Inversion des normes et agitations certaines

L’inversion de la hiérarchie des normes, ça vous dit quelque chose ? Chaque chef d’entreprise serait bien avisé d’en connaître le sens profond en se souvenant qu’il renverse l’un des fondements du Code du travail. Pour faire court, l’inversion de la hiérarchie des normes (article 8 de la loi Travail) signifie que l’accord d’entreprise prime sur la convention collective ou de branche, d’où naissent la plupart des dispositions encadrant le temps de travail.

C’est donc sous cette appellation absconse que s’est niché l’un des axes forts de la loi Travail, défendue pied à pied par la ministre Myriam El Khomri à l’été 2016, et promulguée le 8 août. Une loi fleuve qui vise autant l’organisation du temps de travail que les liens entre les accords d’entreprise, les accords de branche et la loi. Dans la pratique, les décrets concernant le volet temps de travail, qui actent la primauté de l’accord d’entreprise sur l’accord de branche, sont parus au Journal Officiel en octobre 2016, pour une entrée en vigueur en janvier 2017.

Du point de vue politique, cette « inversion » a été réclamée par le monde patronal, à commencer par son chef de file, Pierre Gattaz. Or cette ligne ne fait pas l’unanimité chez les dirigeants d’entreprises, y compris dans les rangs de la FNTR et de l’OTRE. Nombre de petits patrons pressentent un leurre, voire un piège. Plusieurs raisons expliquent les craintes exprimées. Toutes les TPE et PME ne sont pas armées pour animer, en interne, un dialogue social sur des sujets aussi lourds que la durée du travail. Dans ce cas, le manque d’expérience syndicale, de méthode, de temps ou d’idées est plus que rédhibitoire. Par surcroît, malgré les bonnes volontés, les engagements qui pourraient en découler ne sont pas à l’abri d’un recours juridique, de forme ou de fond.

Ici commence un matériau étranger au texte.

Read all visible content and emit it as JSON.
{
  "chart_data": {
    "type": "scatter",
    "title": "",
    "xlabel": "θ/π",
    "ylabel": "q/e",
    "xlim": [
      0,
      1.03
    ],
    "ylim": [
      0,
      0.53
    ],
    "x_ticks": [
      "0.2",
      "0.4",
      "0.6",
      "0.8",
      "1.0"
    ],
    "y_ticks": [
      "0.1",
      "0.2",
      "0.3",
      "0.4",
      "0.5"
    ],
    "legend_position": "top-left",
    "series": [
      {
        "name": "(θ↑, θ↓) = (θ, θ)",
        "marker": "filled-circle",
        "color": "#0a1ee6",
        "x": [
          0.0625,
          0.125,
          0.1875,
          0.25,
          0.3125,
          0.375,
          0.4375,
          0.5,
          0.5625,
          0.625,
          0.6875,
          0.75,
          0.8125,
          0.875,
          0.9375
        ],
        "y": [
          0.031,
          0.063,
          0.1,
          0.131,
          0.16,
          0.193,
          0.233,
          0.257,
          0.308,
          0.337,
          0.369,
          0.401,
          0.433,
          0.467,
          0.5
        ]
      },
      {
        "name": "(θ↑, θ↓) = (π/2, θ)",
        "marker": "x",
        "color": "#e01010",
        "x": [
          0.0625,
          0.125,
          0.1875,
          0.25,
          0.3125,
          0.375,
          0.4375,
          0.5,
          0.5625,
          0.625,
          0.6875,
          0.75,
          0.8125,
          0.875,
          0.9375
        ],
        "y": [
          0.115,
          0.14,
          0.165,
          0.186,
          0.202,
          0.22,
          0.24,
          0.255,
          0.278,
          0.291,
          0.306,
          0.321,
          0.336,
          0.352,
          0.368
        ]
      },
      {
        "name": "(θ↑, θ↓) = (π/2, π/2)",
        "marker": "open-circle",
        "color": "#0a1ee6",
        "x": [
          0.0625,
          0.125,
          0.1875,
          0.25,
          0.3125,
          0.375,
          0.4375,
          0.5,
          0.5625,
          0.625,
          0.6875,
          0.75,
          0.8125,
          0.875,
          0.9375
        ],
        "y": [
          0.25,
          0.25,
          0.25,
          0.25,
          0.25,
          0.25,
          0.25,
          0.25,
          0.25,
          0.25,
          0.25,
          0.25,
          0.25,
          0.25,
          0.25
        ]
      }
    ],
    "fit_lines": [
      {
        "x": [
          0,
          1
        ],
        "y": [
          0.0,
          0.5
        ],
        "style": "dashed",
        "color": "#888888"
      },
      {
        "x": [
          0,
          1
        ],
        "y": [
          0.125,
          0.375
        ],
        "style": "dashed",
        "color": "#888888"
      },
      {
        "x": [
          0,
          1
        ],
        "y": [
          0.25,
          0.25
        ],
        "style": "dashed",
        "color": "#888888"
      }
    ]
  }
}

C’est ce qui fait dire à beaucoup de patrons que cette loi donne vrai avantage aux grandes entreprises, plus structurées pour parvenir à des accords. Avec, en arrière-plan, le risque de fossés salariaux légalisés au sein d’une même filière, mettant à mal la concurrence. Dans le BTP, les premières secousses ont eu lieu. Les opposants à la prépondérance de l’accord d’entreprise ne manqueront pas de noircir le tableau, redoutant autant un facteur d’espérances déçues qu’une source d’agitations certaines.